Sûfilerin işarî tefsirlerinden genellikle Te’vilât-ı Sûfiyye şeklinde bahsedilir. (bk. Suyutî, ll,178) Aslında ilk dönemde te’vil kelimesi tefsir anlamında kullanılırdı. Mesela Taberî’nin tefsirinde te’vil bu anlamda kullanılmıştır. Daha sonra kelamcıların ve mutasavvıfların yorumlarına te’vil denilmiştir. Mesela kelamcıların “Allah’ın yüzü” ifadesini “Allah’ın zatı”, “Allah’ın eli” ifadesini “Allah’ın kudreti veya ihsanı” şeklinde yorumları böyledir. Buna göre Kur’an veya hadiste geçen bir ifade zâhiri mana ile alakası bulunan başka bir manaya naklediliyor. Yüzün zat, elin kudret veya ihsan olarak yorumlanması gibi, Sûfilerin de az çok bunu andıran yorumları vardır, bunlara “Te’vilât-ı Sûfiyye” denir.

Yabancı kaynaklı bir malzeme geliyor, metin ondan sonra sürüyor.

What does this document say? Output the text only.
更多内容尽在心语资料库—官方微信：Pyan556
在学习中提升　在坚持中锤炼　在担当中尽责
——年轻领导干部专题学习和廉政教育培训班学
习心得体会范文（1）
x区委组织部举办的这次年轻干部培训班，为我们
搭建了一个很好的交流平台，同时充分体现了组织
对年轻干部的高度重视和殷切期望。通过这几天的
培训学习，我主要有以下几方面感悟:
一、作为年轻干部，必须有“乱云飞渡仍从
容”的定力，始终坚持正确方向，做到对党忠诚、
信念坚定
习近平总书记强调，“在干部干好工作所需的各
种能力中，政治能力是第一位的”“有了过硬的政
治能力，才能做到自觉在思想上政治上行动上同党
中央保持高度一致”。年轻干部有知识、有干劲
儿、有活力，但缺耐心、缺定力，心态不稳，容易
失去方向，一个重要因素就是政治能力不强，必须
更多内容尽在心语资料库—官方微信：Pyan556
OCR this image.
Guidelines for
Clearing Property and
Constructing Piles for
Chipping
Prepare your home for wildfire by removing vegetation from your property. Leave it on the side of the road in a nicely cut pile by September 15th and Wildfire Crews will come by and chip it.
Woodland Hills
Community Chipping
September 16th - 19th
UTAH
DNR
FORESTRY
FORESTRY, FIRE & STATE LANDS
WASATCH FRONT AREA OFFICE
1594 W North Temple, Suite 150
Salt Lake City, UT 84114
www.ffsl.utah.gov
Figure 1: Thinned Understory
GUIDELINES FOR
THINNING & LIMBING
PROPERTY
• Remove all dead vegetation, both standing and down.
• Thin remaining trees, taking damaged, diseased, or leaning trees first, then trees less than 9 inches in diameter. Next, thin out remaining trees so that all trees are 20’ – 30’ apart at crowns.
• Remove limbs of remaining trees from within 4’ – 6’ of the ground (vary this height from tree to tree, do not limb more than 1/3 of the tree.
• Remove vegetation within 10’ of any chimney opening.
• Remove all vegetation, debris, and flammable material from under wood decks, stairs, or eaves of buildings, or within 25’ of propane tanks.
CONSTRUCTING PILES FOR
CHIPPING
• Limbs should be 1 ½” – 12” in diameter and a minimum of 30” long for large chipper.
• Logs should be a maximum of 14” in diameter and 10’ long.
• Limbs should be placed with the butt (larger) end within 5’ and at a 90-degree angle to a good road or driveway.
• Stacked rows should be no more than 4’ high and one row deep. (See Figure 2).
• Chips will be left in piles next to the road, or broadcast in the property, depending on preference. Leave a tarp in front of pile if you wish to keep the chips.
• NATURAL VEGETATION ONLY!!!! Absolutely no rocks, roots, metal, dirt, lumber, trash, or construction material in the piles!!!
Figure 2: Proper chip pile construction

BU İLMİN KAPISI HZ. ALİ’DİR
Sûfiler Kur’an’da bâtınî ve sırrî manaların bulunduğunu ispatlamak için bazı deliller ileri sürerler. “Her âyetin zâhiri, bir bâtını; her harfin bir haddı, bir ittılâ mahallı var.” Zahrdan maksat âyetin lafzı, batından maksat tevilidir. Veya Zahrdan maksat Kur’an’da ki peygamber kıssaları, batından maksat daha sonraki nesillerin bu kıssaları dersler, veya âyetin zahrı zâhir ehlinin anladıkları mana, batını ise gönül ehlinin çıkardıkları manadır. Her harfin bir haddi var, ifadesi her harfin ( cümlenin) ifade ettiği mananın bir sınırı ve sona erdiği bir nokta var; her harfin bir ittilâ mahalli var, ifadesi üstü kapalı ve anlaşılması zor her hükmün ve mananın bir bilinmesi usulu ve noktası vardır, anlamına gelir. (Süyuti, ll, 184) Bazılarına göre âyetin zâhirî tilavet, bâtını ise anlaşılmasıdır, hadd helal-haram, ittilâ mahalli ise vaad ve tehdidleri gözünde bulundurmaktır. Nitekim İbn Abbas Kur’an ağacının filizleri, dalları, dışı, içi var. Özgün yönlerinin sonu yoktur, bunun sonuna varılamaz, demiştir. Hz. Ali, ‘İstesem Fatiha sûresine öyle tefsir yapardım ki bu tefsir kitaplarını ancak yetmiş beygir taşıyabilirdi’ dediği rivayet edilir. Hz. Ali’nin başkalarına kapalı olan bazı âyetlerin derin manalarını keşfetme yeteneğine sahip olduğu kabul edilir. Başkalarının Kur’an’dan çıkaramadığı derin ve ince manaları çıkarma gücüne ve yeteneğine sahip olduğundan İbn Abbas’a Tercümanü’l- Kur’an denilmiştir.( bk. Suyuti, ll, 186-187, 184) Sufiler Hz. Ali ve İbn Abbas’ta bulunan söz konusu yeteneğin bazı mutasavvıflarda da bulunduğunu kabul eder, bu yetenekle Kur’an’dan çıkarılan manalara işarî tefsir, derler.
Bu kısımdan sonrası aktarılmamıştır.